German Government Slow to Return Art Hoard

Munich -- The discovery two years ago of 1500 works of modern art valued at over 1 billion euros raises many questions as to why the Bavarian authorities have taken so long to reveal their existence.

Art collectors of Art Kabinett social media network are angered at the German government's torpid pace of restitution. Since 2011, the looted artworks have languished in a police warehouse.

Details of the German government's stash were uncovered Sunday by a report in Germany's Focus magazine, not by any official disclosure. {}

The drab, beige apartment building where the works were discovered two years ago, lies at the center of the investigation. The unit in question is about 250 meters (820 feet) from the English Garden, in the affluent northern Munich neighborhood of Schwabing favored by rich intellectuals.

This apartment is where Cornelius Gurlitt kept paintings handed down by his father, Hildebrand Gurlitt. The younger Gurlitt had been under investigation for tax-evasion when German customs agents raided his unit looking for contraband. Instead, buried amid heaps of trash, they found a fabulous trove of looted art.

Nazi Dealers

Based in Hamburg before World War II, Hildebrand Gurlitt (1895-1956), was one of just four art dealers permitted by the Nazi authorities to sell artworks seized as “degenerate” from German museums from1937 to 1941.

Though they were instructed to sell them abroad for hard currency, the four passed many on to fellow German dealers or kept them for themselves, according to the Free University’s “Degenerate Art” website.

Most of the modern masterpieces were seized from Jewish collectors or removed by the Third Reich from commercial galleries, as "degenerate", has raised many questions as to how much is still lost or missing from the Nazi era.

The Gurlitt family kept the artworks and sold some as a source of income over the years, according to authorities.

Tracking Treasures

The Art Loss Register said that there are international warrants out for at least 200 of the works.

Anne Webber of the Commission for Looted Art in Europe told the BBC that 1,500 artworks found in Munich is just "the tip of the iceberg" and that 90% of the works seized by the Nazis is still untraced.

The Commission for Looted Art in Europe (CLAE), is an international, expert and non-profit representative body which researches, identifies and recovers looted property on behalf of families, communities, institutions and governments worldwide.

It provides a Central Registry of Information on Looted Cultural Property 1933-1945 at to fulfill Washington Principle VI which called for the creation of such a repository of information.

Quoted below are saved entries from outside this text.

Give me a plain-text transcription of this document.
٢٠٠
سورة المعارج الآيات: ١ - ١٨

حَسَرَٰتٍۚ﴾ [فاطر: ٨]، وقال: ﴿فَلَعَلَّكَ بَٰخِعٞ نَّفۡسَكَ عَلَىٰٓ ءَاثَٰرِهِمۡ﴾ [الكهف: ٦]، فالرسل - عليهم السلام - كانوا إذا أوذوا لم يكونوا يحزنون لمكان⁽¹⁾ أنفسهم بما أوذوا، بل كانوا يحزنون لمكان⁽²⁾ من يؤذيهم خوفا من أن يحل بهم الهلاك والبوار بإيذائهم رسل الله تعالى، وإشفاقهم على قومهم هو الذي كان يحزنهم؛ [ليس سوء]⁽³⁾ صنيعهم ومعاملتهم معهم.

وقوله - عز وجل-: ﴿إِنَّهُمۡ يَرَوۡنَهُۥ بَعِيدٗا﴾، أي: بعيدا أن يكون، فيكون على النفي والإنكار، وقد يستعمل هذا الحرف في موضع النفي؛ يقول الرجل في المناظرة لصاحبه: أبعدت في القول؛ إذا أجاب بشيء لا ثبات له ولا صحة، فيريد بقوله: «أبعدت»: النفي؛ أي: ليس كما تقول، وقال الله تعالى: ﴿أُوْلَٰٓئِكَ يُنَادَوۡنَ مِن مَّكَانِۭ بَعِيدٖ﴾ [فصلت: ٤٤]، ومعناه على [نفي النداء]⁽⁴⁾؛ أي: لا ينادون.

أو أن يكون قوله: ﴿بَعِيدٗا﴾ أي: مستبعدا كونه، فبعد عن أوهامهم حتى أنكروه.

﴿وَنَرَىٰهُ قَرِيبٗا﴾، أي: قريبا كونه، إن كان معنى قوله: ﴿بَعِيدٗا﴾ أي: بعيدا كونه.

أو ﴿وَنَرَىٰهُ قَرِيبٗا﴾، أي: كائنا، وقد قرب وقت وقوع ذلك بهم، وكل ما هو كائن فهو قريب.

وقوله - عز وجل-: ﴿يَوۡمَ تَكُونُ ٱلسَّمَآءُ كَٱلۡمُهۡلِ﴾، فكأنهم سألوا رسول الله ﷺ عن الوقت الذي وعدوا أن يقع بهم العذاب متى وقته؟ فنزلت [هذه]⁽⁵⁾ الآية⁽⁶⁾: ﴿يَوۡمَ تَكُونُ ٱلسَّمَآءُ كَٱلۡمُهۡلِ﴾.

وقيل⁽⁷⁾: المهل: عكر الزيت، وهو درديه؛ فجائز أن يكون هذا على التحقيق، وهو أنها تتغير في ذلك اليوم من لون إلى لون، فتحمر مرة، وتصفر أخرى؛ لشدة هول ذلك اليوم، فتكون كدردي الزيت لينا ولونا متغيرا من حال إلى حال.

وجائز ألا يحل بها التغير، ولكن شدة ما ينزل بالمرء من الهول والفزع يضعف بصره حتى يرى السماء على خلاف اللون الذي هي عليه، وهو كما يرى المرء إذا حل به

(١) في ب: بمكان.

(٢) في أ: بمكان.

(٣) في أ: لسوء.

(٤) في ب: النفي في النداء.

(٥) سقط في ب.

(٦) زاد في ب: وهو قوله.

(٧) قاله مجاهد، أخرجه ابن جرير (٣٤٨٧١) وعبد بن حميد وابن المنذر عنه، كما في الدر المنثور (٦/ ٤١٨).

Additionally, the US Holocaust Memorial Museum maintains a record of at least 16,000 artworks that were taken by the Nazis during the later part of the war.

Important Paintings

The recently discovered trove which includes masterpieces by Matisse, Picasso, Chagall, Franz Marc, Emil Nolde, Max Beckmann, Oskar Kokoschka, Otto Dix, and Ernst Ludwig Kirchner, as well as the Swiss artist Paul Klee is thought to be worth 1 billion euros (£846m; $1.35bn).

Original owners of these works can be found on existing data bases, but have not yet been contacted by German authorities.

The works include a painting entitled “Portrait of a Lady”, by Henri Matisse that once belonged to Jewish art collector Paul Rosenberg, pictured above, with Matisse work on right.

Rosenberg -- whose granddaughter is Anne Sinclair, the journalist and estranged wife of former International Monetary Fund Managing Director Dominique Strauss-Kahn -- was forced to leave his collection behind when he fled the Nazis. Sinclair is now likely to claim possession of the important work.

“The federal government is supporting the Augsburg prosecutors with experts in the field of so-called degenerate art,” German chancellor Angela Merkel’s spokesman Steffen Seibert said in a Berlin news conference. “Of course we can’t comment on the investigation. The government has been kept informed of this case for several months now.”